Ben à Rémanence, on pense que non ! Rien n’est inutile. C’est une étape. Il faut accepter l’imperfection. Il faut accepter que la perfection soit un idéal inaccessible. Nous encourageons l’exigence. Mais nous la caractériserons d’exigence « raisonnable ». On ne se fixe pas 15 pompes si c’est le premier jour de reprise de la musculation après un an d’interruption. C’est pareil pour l’écriture. On ne se fixe pas d’objectifs inaccessibles à moyen terme.

Personne n’écrit un texte abouti en 10 minutes à 7 heures de travail. Ou alors, cette personne a écrit des années auparavant. Elle a une habitude d’écriture conséquente, une adresse, une maîtrise.

« Ce dessin m’a pris cinq minutes, mais j’ai mis soixante ans pour y arriver » – Pierre-Auguste Renoir

Un texte n’est jamais « nul ». Un texte est incomplet, manque de relief, imprécis, lourd de « trop-plein » mais nul, non. Impossible. L’insatisfaction qui intervient juste après la première lecture est très fréquente. Un texte doit reposer. Ce n’est pas le texte qui est « nul ». Un peu de respect pour lui. C’est la perception qui est négative. Pourquoi cette perception ? Parce qu’on n’atteint pas les objectifs de nos intentions, bien souvent.

On a des intentions et quelque chose nous en dévie. Il ne s’agit pas d’analyser la source du « quelque chose », appelons cela « ce qui nous échappe » (dixit mon prof d’écriture Diego Vecchio). Notre conscience organise, ordonne. Puis, dans l’élan de l’écriture, elle perd une partie du contrôle (voire carrément le contrôle). Pas de panique, c’est justement ce qui donnera vie au personnage. Il ne s’agit pas de renoncer à organiser, construire. Il s’agit de trouver un équilibre entre les deux.

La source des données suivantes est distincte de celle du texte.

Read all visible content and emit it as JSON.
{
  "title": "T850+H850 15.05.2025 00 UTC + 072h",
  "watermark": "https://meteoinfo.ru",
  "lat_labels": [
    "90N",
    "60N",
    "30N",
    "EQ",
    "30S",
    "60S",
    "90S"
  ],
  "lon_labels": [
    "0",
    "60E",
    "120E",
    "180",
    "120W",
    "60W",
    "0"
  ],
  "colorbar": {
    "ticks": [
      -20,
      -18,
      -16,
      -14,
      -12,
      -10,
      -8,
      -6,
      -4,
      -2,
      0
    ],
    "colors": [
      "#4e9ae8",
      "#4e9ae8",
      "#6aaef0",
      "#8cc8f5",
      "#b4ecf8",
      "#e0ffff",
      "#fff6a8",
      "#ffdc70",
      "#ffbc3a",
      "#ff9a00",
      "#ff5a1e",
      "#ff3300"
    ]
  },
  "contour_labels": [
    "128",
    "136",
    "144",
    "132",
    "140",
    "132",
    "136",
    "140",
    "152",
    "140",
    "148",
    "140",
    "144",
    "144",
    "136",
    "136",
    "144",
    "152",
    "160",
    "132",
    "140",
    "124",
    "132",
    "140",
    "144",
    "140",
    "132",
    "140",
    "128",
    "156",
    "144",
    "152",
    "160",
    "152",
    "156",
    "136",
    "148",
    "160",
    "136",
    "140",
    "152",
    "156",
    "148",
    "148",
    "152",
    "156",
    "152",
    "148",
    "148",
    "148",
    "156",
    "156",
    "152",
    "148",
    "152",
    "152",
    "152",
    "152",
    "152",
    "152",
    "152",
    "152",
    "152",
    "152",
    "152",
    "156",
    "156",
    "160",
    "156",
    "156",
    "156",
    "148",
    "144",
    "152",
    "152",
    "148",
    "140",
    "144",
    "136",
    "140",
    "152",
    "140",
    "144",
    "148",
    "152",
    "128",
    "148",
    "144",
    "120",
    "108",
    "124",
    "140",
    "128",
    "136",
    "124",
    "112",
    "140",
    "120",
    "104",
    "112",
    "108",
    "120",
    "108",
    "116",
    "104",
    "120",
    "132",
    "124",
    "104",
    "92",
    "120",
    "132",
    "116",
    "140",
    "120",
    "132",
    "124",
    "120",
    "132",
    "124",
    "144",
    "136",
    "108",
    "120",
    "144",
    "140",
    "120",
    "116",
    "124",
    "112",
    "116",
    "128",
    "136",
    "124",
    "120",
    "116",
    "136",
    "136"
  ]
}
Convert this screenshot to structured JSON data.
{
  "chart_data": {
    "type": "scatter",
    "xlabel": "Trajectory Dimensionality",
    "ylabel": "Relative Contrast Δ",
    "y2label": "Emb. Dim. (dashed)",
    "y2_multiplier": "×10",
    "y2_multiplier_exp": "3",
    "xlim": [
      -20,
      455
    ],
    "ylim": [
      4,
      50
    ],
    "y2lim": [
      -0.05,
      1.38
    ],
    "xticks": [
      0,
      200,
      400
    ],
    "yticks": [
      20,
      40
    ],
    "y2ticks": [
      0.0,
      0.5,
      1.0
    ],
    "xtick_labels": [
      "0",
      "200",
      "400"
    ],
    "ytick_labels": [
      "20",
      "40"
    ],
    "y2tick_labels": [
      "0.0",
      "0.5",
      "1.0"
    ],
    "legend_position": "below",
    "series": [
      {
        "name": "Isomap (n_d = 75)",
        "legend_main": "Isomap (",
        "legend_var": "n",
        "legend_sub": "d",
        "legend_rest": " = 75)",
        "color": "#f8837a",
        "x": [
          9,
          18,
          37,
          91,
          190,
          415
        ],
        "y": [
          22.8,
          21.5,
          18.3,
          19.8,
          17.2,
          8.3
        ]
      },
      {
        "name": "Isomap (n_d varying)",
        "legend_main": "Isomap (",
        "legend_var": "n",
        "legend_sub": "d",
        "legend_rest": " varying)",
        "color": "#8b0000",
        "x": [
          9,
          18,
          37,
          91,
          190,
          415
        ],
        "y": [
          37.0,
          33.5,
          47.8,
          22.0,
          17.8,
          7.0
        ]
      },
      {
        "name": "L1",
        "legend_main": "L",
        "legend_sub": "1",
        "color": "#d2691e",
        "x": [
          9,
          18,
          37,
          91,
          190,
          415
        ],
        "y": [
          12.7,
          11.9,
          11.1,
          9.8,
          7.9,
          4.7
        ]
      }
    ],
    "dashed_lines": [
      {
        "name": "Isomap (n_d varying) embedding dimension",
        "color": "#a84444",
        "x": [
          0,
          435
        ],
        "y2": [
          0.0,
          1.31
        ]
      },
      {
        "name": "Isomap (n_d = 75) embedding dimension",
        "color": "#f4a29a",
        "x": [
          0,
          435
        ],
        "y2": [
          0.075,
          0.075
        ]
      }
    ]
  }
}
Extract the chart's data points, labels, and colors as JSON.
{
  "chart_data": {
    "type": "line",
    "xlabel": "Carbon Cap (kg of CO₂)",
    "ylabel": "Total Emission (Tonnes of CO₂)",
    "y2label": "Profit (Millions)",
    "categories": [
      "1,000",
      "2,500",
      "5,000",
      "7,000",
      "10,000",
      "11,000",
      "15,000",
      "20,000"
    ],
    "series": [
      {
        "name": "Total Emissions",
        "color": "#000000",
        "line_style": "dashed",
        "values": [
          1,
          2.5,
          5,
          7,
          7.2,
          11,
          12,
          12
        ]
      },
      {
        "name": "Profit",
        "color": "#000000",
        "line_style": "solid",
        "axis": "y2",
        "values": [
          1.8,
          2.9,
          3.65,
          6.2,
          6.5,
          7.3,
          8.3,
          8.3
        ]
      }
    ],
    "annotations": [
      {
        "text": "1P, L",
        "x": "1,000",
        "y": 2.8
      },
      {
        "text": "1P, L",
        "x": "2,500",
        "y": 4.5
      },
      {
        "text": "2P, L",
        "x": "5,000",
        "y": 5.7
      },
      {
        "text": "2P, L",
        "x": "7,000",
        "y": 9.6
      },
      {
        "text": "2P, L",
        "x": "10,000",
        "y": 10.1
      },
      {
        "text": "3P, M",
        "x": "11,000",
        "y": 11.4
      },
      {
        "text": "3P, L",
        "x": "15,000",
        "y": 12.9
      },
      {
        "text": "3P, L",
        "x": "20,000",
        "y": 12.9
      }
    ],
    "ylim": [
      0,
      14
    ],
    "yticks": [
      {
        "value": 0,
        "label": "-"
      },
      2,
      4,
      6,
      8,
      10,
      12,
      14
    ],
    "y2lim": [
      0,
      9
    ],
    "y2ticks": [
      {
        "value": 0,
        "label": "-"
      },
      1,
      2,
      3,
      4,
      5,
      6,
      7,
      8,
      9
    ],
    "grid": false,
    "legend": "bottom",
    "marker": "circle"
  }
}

En bref, les « essais » d’écriture ne méritent pas qu’on les juge et les condamne. Les essais d’écriture sont les étapes d’un processus global. Qu’ils entraînent une insatisfaction, c’est normal. C’est pour cela qu’il est recommandé de « laisser reposer » et faire le tri plus tard. Le texte en soi n’est peut-être pas pertinent, mais pour un mot, une expression, une idée, il jouera peut-être un rôle déterminant dans une partie du projet.

Quant à la déviation par rapport aux intentions, soit, il faut patienter, soit il faut se forcer à écrire la scène de bascule par exemple, mais sans enjeu, négligemment. Elle sera posée. On aura franchi une étape et on y reviendra plus tard !

  1. Ecrire demande de l’énergie. Je ne l’ai pas en ce moment. 

Rémanence – Pour des raisons contextuelles, il arrive que l’énergie nous manque. Or, écrire réclame de l’énergie (cf. Vidéo Corinne Atlan). Le corps travaille quand on écrit. Et on a tendance à l’oublier. La posture, les mains, les bras, le dos… le souffle. Certains auteurs se préparent physiquement pour rentrer en écriture. C’est le cas notamment de Haruki Murakami.

Si le manque d’énergie est contextuel. Il s’agit seulement de reprogrammer ses temps d’écriture et ne pas se laisser gagner par la culpabilité. Si la manque d’énergie est constant, il s’agit peut-être de réfléchir à un aménagement progressif, à la manière d’une gymnastique, pour écrire sans enjeu, seulement pour entretenir les mains et l’esprit.

Rappelons à nos participants en Lab’ et autres abonnements qu’ils ont en leur possession un programme d’écriture mensuelle (appelé « Gymnastique d’écriture ») !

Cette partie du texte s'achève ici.